Causal Discovery from Heteroscedastic Stochastic Dynamical Systems under Imperfect Physical Models

TL;DR

This paper introduces a causal discovery framework for dynamical systems using stochastic differential equations that incorporate partial physical knowledge, improving graph recovery and robustness in complex, real-world scenarios.

Contribution

It develops a scalable estimator with stabilization techniques for causal graph recovery in SDEs, handling cyclic interactions and nonstationarity, with theoretical guarantees and practical validation.

Findings

Enhanced causal graph recovery in linear and nonlinear SDEs.

Robustness to ODE misspecification demonstrated.
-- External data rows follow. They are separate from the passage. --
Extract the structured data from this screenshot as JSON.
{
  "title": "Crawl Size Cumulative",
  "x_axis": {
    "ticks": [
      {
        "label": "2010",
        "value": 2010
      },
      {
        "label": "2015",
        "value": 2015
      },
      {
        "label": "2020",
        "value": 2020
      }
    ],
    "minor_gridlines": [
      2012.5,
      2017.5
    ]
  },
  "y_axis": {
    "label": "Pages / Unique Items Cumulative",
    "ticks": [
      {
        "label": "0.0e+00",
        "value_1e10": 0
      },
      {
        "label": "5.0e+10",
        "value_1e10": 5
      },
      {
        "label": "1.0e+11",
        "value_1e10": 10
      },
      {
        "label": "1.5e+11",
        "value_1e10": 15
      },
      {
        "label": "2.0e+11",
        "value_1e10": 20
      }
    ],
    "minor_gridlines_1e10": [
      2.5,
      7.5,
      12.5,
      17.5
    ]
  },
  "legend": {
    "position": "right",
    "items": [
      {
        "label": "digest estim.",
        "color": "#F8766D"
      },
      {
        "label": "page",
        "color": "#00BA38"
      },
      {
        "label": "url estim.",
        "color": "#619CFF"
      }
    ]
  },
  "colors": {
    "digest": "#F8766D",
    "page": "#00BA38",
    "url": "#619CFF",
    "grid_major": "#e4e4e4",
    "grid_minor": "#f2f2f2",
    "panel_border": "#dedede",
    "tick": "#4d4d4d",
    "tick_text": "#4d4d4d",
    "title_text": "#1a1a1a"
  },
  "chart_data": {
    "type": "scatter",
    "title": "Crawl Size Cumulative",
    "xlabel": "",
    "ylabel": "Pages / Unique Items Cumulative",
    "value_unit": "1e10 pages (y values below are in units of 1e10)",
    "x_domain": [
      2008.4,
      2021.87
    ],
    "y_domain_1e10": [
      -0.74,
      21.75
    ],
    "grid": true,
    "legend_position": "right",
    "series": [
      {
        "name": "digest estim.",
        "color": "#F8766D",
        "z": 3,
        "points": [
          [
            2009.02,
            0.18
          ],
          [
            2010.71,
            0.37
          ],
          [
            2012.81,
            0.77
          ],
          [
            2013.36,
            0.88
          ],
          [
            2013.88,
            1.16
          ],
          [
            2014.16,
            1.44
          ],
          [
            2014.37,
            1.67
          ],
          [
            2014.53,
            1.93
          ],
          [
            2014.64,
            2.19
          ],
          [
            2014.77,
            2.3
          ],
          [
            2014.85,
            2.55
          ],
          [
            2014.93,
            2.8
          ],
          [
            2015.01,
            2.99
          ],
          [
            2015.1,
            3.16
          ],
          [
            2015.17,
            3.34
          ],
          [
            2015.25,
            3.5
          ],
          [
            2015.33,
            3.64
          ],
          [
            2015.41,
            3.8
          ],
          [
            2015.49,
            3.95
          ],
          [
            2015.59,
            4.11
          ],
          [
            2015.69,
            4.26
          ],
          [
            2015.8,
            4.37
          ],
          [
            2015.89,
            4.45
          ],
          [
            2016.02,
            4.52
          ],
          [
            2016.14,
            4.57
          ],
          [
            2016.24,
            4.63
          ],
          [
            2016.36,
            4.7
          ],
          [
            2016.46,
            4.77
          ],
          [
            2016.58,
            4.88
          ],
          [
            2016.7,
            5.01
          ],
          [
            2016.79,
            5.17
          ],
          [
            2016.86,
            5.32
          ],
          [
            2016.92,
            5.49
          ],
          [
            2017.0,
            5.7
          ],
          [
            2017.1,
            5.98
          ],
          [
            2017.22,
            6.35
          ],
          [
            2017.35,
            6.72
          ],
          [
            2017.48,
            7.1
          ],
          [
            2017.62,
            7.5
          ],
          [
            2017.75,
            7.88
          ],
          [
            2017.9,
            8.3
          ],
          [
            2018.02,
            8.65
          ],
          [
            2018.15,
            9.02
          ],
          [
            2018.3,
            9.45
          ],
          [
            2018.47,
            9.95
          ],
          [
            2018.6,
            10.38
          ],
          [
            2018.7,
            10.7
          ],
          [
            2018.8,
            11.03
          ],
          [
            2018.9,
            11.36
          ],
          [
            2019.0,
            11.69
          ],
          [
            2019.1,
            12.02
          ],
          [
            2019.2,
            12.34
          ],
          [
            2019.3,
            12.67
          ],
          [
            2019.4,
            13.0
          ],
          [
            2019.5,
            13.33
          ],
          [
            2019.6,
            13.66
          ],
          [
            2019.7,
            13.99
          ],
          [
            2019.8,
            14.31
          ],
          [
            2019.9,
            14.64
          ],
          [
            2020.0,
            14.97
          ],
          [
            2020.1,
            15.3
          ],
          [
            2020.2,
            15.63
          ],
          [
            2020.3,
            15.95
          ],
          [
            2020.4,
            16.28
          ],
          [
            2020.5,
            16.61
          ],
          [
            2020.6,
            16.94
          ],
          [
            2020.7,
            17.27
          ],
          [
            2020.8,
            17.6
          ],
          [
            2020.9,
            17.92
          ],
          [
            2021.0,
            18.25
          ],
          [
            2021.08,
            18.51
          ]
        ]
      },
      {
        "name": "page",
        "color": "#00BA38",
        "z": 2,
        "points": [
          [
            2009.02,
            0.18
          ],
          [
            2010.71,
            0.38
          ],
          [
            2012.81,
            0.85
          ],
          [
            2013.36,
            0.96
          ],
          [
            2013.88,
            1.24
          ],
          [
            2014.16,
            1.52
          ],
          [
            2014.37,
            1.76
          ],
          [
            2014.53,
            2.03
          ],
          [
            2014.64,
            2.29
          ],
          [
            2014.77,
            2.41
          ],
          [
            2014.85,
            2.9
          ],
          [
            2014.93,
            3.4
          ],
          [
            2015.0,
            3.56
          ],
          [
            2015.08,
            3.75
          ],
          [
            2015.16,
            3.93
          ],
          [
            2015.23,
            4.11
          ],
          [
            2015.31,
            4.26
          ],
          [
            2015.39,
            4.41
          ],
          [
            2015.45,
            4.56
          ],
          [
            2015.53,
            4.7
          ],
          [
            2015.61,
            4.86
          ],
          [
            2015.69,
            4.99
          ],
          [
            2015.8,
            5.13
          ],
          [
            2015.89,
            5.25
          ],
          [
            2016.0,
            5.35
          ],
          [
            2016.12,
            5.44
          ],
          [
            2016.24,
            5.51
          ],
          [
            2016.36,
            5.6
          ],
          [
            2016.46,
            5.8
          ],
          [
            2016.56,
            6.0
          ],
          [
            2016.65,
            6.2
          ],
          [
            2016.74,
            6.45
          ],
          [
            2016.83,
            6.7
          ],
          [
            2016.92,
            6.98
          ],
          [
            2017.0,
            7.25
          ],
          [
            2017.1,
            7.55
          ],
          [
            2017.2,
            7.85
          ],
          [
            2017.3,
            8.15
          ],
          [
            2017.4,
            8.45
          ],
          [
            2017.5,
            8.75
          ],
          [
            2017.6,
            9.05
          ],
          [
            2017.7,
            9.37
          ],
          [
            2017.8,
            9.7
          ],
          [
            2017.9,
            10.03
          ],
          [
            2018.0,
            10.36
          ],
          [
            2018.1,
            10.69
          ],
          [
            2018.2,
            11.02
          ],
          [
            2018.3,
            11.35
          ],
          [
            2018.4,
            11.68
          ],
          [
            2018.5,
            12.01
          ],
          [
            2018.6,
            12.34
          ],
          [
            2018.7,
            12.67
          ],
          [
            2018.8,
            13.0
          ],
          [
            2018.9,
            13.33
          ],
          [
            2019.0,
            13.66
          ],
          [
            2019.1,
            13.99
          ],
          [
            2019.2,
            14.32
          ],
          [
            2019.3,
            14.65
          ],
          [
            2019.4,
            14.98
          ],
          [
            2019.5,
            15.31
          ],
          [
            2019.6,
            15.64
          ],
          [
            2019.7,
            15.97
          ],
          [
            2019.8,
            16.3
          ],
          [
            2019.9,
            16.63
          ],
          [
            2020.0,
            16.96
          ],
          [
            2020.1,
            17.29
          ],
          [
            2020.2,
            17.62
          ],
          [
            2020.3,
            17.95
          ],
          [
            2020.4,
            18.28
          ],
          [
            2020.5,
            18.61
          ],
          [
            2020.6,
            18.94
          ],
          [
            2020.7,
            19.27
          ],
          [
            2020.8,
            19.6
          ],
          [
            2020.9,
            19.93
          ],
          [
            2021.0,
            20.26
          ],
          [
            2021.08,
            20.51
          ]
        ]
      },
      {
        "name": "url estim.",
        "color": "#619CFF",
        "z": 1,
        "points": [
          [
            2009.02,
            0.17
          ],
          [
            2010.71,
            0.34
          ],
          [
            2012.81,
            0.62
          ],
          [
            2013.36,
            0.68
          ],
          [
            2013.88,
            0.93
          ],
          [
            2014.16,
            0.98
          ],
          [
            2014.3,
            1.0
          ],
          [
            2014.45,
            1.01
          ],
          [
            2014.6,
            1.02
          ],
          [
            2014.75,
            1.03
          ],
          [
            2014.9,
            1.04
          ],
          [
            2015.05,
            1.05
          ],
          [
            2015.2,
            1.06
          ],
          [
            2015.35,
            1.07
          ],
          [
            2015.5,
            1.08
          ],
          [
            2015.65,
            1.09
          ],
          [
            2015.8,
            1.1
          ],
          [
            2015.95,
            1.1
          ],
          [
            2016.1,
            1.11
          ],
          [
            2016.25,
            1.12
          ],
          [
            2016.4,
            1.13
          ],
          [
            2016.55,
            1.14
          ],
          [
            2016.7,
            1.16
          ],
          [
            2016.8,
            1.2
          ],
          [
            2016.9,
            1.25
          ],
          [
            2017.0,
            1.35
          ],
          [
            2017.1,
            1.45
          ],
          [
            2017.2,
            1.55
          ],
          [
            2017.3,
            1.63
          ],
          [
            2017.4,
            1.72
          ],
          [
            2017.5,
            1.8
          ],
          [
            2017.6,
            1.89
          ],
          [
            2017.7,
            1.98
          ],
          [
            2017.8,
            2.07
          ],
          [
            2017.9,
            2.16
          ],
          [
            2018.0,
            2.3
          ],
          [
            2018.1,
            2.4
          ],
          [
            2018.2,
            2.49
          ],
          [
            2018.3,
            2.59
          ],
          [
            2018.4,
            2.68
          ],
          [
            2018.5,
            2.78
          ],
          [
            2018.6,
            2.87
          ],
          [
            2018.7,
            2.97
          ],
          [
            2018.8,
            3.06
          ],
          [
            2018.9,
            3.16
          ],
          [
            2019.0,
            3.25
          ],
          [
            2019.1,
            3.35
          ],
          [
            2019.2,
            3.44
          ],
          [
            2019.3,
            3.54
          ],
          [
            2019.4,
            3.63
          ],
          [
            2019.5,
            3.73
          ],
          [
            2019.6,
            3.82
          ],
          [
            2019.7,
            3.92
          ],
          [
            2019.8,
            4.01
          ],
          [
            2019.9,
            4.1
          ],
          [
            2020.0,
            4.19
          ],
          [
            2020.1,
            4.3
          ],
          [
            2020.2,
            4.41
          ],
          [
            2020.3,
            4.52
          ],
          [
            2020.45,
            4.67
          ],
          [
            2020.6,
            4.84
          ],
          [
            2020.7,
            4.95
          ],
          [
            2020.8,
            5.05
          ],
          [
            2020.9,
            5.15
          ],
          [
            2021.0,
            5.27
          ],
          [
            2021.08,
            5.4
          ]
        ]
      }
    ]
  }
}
Successful application to real-world epidemic data.

Abstract

Causal discovery is a data-driven paradigm for analyzing complex systems, while physics-based models, such as ordinary differential equations (ODEs), provide mechanistic structure for real-world dynamical processes. Integrating these paradigms can improve identifiability, stability, and robustness. However, real dynamical systems often exhibit cyclic interactions and nonstationarity, whereas many causal discovery methods rely on acyclicity, stationarity, or equilibrium assumptions. We propose an integrative causal discovery framework for dynamical systems that leverages partial physical knowledge through stochastic differential equations (SDEs). The drift term encodes known ODE dynamics, while the diffusion term captures unknown causal couplings beyond the prescribed physics. We develop a scalable sparsity-inducing maximum quasi-likelihood estimator with a theoretically justified stabilization technique to improve the optimization landscape. Under mild conditions, we establish causal graph recovery guarantees for both stable and unstable SDEs. We also analyze robustness of our causal graph estimate to ODE misspecification and clarify how the introduced stabilization technique balances numerical stability and statistical recoverability. Experiments on linear SDEs and nonlinear benchmarks, including Lotka-Volterra and Lorenz dynamics with acyclic and cyclic structures, show improved graph recovery and robustness over data-driven baselines. We also demonstrate practical utility on real-world epidemic data by reconstructing stochastic SIR dynamics within our causal discovery framework.